À l’origine l’entreprise a été créée en Martinique, néanmoins le marché y est assez différent en raison de la décroissance démographique et de l’exode des jeunes. L’offre de logement croît plus vite que le nombre de personnes. En Martinique, les problématiques sont plus de l’ordre de la salubrité avec des travaux d’entretien que les propriétaires ne parviennent pas à supporter financièrement. Il s’agit donc d’inciter les propriétaires à réhabiliter leurs biens pour offrir aux locataires de meilleurs hébergements. Il faut aussi accompagner les propriétaires de logements vacants et rassurer ceux qui rencontrent des impayés dû aux locataires qui ont des ressources plus bases que la moyenne et donc des difficultés à payer.
Nous concentrons actuellement le développement de nos services sur la Martinique et dans les grandes villes de France, puis nous nous établirons sur d’autres territoires comme la Guadeloupe.
Quels ont été les principales difficultés dans la réalisation de ce projet ?
En tant que petite structure, il a été difficile de trouver des fonds, mais j’ai pu bénéficier d’une aide de la DIECCTE dans le cadre du programme jeune entrepreneure (PIJE) qui propose une aide au démarrage. À l’issue d’un pitch, j’ai pu recueillir des fonds pour lancer la plateforme. Au-delà de cela il y a beaucoup de fonctionnalités qui demandent beaucoup de développement ce qui revient très cher quand on doit faire appel à des prestataires extérieurs. Il y a aussi l’adaptation des services aux contraintes territoriales dans lesquels ils sont développés (Métropole et DOM). Il me faut donc trouver des formes de financement autres que mes fonds propres pour accélérer le déploiement de la plateforme.

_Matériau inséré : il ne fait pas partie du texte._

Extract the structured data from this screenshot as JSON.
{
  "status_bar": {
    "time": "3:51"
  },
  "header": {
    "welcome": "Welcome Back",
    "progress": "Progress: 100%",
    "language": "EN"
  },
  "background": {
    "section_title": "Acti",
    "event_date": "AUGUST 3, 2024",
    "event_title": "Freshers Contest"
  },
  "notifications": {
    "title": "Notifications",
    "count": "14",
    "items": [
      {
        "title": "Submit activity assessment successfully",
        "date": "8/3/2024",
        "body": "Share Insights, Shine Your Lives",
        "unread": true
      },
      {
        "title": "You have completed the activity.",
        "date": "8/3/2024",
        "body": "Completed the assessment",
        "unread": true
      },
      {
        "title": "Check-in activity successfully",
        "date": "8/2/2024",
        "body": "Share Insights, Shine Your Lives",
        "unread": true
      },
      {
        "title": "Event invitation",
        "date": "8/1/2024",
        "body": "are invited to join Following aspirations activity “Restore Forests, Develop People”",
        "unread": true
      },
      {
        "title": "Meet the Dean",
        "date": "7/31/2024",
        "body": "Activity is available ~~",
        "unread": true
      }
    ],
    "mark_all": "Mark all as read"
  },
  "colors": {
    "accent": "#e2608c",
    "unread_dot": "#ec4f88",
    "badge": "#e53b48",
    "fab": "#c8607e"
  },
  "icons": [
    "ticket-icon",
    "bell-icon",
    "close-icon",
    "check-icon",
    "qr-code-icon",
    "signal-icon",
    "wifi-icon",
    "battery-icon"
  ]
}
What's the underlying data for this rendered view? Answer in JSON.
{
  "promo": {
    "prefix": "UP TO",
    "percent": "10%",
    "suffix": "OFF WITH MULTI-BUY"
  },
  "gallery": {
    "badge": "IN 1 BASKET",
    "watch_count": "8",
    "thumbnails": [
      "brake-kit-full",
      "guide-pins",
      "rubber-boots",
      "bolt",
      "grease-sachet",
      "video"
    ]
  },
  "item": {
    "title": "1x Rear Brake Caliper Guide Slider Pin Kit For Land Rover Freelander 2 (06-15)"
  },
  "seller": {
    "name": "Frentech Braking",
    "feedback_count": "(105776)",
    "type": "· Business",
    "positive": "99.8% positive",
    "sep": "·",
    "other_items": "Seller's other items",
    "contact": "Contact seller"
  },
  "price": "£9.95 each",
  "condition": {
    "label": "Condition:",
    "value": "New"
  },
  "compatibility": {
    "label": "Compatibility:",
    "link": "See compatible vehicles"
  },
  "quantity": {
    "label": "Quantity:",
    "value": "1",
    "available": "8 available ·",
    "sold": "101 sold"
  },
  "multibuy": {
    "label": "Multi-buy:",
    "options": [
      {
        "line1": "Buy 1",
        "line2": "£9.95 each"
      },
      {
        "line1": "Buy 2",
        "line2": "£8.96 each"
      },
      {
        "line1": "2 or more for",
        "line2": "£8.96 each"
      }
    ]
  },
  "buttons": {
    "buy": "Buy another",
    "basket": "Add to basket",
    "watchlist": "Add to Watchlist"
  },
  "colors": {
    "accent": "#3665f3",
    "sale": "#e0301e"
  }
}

Je déplore aussi le manque d’accompagnement qu’il y a en Martinique où j’ai voulu lancer le développement de la plateforme. L’administration est lente à réagir, il est difficile de trouver des interlocuteurs tels que des incubateurs plus ESS. Je n’y connais que Kaléidoscope.
Le mot de la fin
Je pense qu’il y a beaucoup d’idées qui naissent dans les esprits des jeunes, qui représentent les générations montantes aux Antilles, mais qu’il y a un manque de structures d’accompagnement et de financements destinés à la création.